Les deux mecs, le délabré et le baladin, quand le videur les amène dans le rond de lumière, on voit bien qu’ils n’ont pas bu que de l’eau minérale !

Le premier s’appelle Bardamu. Il a une tête de bedeau livide, pâle d’avoir dansé le laridé jusqu’à épuisement. Il a l’air de ruminer sa vengeance car quelqu’un lui a délivré un méchant gnon et il saigne de la lèvre.

Au fest-noz par ici, avec ou sans sosie d’Assurancetourix, ça barde ! Le nervi ne badine pas avec le blaireau, surtout s’il est aviné et taquin. Ici, sans vouloir médire, on cogne assez facilement sur le blair du débile en bermuda mauve !

Le deuxième s’appelle Merlin Lanervure.
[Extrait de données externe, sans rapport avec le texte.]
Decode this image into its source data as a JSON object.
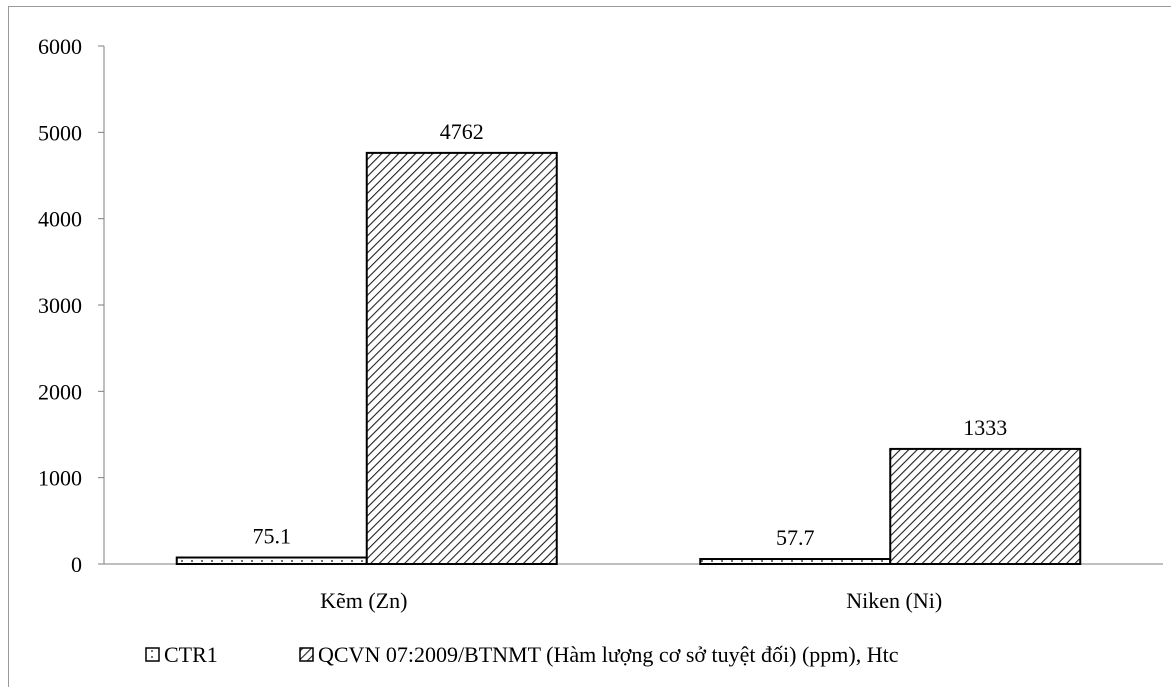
{
  "chart_data": {
    "type": "bar",
    "categories": [
      "Kẽm (Zn)",
      "Niken (Ni)"
    ],
    "series": [
      {
        "name": "CTR1",
        "values": [
          75.1,
          57.7
        ],
        "labels": [
          "75.1",
          "57.7"
        ],
        "pattern": "sparse-dotted"
      },
      {
        "name": "QCVN 07:2009/BTNMT (Hàm lượng cơ sở tuyệt đối) (ppm), Htc",
        "values": [
          4762,
          1333
        ],
        "labels": [
          "4762",
          "1333"
        ],
        "pattern": "diagonal-hatch"
      }
    ],
    "ylim": [
      0,
      6000
    ],
    "yticks": [
      0,
      1000,
      2000,
      3000,
      4000,
      5000,
      6000
    ],
    "ytick_labels": [
      "0",
      "1000",
      "2000",
      "3000",
      "4000",
      "5000",
      "6000"
    ],
    "grid": false,
    "legend_position": "bottom",
    "title": "",
    "xlabel": "",
    "ylabel": ""
  },
  "colors": {
    "bar_stroke": "#000000",
    "axis": "#7f7f7f",
    "background": "#ffffff"
  }
}
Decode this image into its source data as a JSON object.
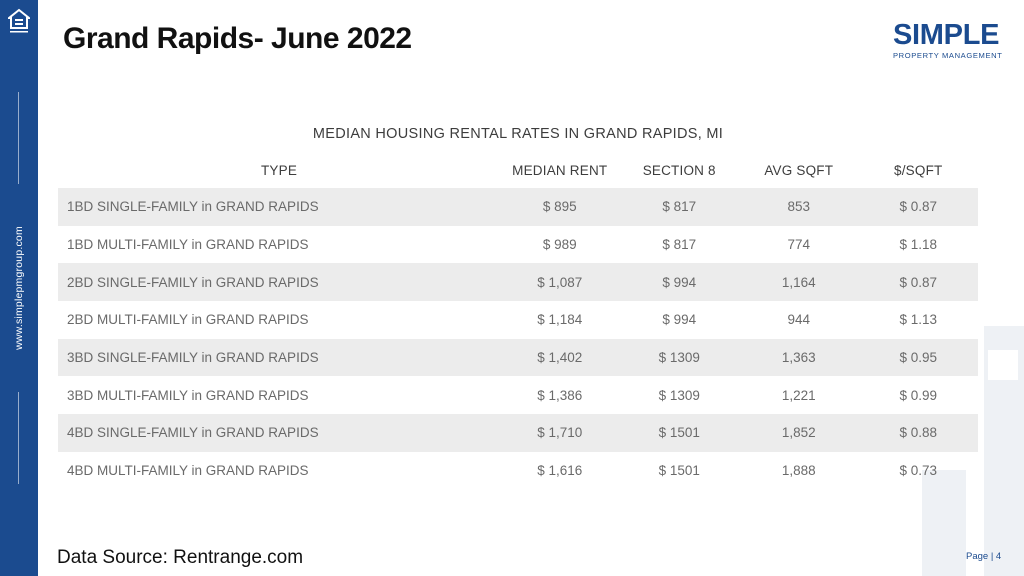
{
  "sidebar": {
    "url": "www.simplepmgroup.com",
    "icon": "equal-housing-opportunity-icon",
    "color": "#1b4b8f"
  },
  "title": "Grand Rapids- June 2022",
  "logo": {
    "main": "SIMPLE",
    "sub": "PROPERTY MANAGEMENT"
  },
  "table": {
    "title": "MEDIAN HOUSING RENTAL RATES IN GRAND RAPIDS, MI",
    "headers": [
      "TYPE",
      "MEDIAN RENT",
      "SECTION 8",
      "AVG SQFT",
      "$/SQFT"
    ],
    "rows": [
      [
        "1BD SINGLE-FAMILY in GRAND RAPIDS",
        "$ 895",
        "$ 817",
        "853",
        "$ 0.87"
      ],
      [
        "1BD MULTI-FAMILY in GRAND RAPIDS",
        "$ 989",
        "$ 817",
        "774",
        "$ 1.18"
      ],
      [
        "2BD SINGLE-FAMILY in GRAND RAPIDS",
        "$ 1,087",
        "$ 994",
        "1,164",
        "$ 0.87"
      ],
      [
        "2BD MULTI-FAMILY in GRAND RAPIDS",
        "$ 1,184",
        "$ 994",
        "944",
        "$ 1.13"
      ],
      [
        "3BD SINGLE-FAMILY in GRAND RAPIDS",
        "$ 1,402",
        "$ 1309",
        "1,363",
        "$ 0.95"
      ],
      [
        "3BD MULTI-FAMILY in GRAND RAPIDS",
        "$ 1,386",
        "$ 1309",
        "1,221",
        "$ 0.99"
      ],
      [
        "4BD SINGLE-FAMILY in GRAND RAPIDS",
        "$ 1,710",
        "$ 1501",
        "1,852",
        "$ 0.88"
      ],
      [
        "4BD MULTI-FAMILY in GRAND RAPIDS",
        "$ 1,616",
        "$ 1501",
        "1,888",
        "$ 0.73"
      ]
    ]
  },
  "source": "Data Source: Rentrange.com",
  "page": "Page | 4"
}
C’est autre chose comme vermine ! Un mineur de seize ou dix-sept ans, une espèce d’Aladin qui se fait reluire à la moindre occasion, un petit branleur, quoi ! On ne se lasserait pas d’admirer son œil bleu et gaulois, sa livrée idéale d’amiral en goguette, son air madré de type imbu qui a déjà avalé plus d’une brimade et culbuté maintes ribaudes en buanderie. S’il n’était pas accompagné de l’autre endive à barbe folle, on l’imaginerait bien en chef de bande malin à la tête d’une armée de ramiers veules prêts à partir en live, à libérer du délire vil, viril et velu, à mouliner à vent et à coups de chaînes de vélo au moindre signal du jeune merle.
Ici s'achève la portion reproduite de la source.